Conversion Comparison
For browsing and navigation, all three hypertext conversions were realisable, and to that
extent, demonstrated the portability of the data through an accurate and application
independent description of the information. Nevertheless, the project raised issues about
the interaction between data portability and system functionality and the level of
portability that can be achieved. For example, to optimise functionality for each system
required modifications whenever a new system was introduced to match the requirement of
that particular system. Also the conversion is ultimately dependent on the mechanisms and
power of the Mark-It parser and the ingenuity of the user in writing appropriate link
routines.
Multimedia
Multimedia information incorporating sound and video exacerbate these differences. Whilst
the initial focus of SGML was textual data, other media can be included by one of two
mechanisms. The more obvious is through data entities which provide a detailed and formal
description of data. However, if the main aim is portability between hypertext systems,
this method is cumbersome as it requires an entity and notation declaration must be
modified to conform with the format of the target hypertext system.
Consequently data portability is more easily achieved by using empty elements to represent
different media. In this method the DTD remains constant (although, of course, commands
appropriate to each hypertext format must be included in the generator section). Only one
element name is declared for each medium; different files are distinguished using Mark-It's
`counter' mechanism.
Comparing the use of sound and video across the three hypertext systems focuses attention
on the role of their respective browsers. While the Unix Guide interface itself was
primarily designed for text and graphics, multimedia applications can be easily launched by
creating usage buttons to run script commands and there are no restrictions on the use of
different sound and video formats save those arising from the limitations of the multimedia
software on the supporting platform. While web browsers such as Mosaic and Netscape were
specifically designed to process media other than text and graphics, the browsers must be
configured so that they are linked to the multimedia software via the Multipurpose Internet
Mail Extensions protocol (MIME) which enables documents in varying formats to be
transmitted over the Internet. Consequently the range of sound and video formats supported
by web browsers is more restrictive than with Unix Guide although the linking method is
very straightforward involving only a simple external hypertext link; the browser then
performs all necessary work automatically.
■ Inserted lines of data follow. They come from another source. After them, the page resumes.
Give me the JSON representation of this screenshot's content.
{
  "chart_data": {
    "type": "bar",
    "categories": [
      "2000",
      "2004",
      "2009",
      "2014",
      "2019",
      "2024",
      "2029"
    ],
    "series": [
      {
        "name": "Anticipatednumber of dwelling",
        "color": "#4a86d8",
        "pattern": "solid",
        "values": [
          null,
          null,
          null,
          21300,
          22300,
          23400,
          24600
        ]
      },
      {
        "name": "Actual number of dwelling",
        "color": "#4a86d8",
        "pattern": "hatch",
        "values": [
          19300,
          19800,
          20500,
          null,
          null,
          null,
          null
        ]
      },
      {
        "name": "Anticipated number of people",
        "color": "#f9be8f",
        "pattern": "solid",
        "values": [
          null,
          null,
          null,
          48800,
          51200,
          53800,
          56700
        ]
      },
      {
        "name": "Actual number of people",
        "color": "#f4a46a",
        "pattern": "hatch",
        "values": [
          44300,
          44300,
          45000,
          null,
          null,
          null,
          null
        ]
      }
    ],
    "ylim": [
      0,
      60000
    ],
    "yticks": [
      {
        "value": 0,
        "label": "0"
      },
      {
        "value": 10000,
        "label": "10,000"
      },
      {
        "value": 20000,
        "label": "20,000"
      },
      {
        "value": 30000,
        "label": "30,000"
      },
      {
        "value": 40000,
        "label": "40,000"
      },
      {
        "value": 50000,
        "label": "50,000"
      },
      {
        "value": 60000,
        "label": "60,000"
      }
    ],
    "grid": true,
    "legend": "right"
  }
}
PC Guide has similar restrictions: the sound and video formats that are used are determined
by the MS Windows platform. Again inclusion is not complicated as the platform via the MCI
performed all necessary tasks.
Conclusion
The markup of EPS information was an evolutionary process ie it was not clear at the start
what features should be tagged and continual modification of the DTD was required to ensure
that the same definition could be used effectively for all three hypertext formats and the
question of the optimum level of mark up for portability is still not wholly resolved. An
SGML document ensures that there is an accurate description of the logical structure and
components, but to achieve maximum functionality from the target hypertext system,
modifications were frequently desirable and much vital and system dependent work had to be
done during the parsing stage. Data portability is still greatly constrained by the
requirements of the target system.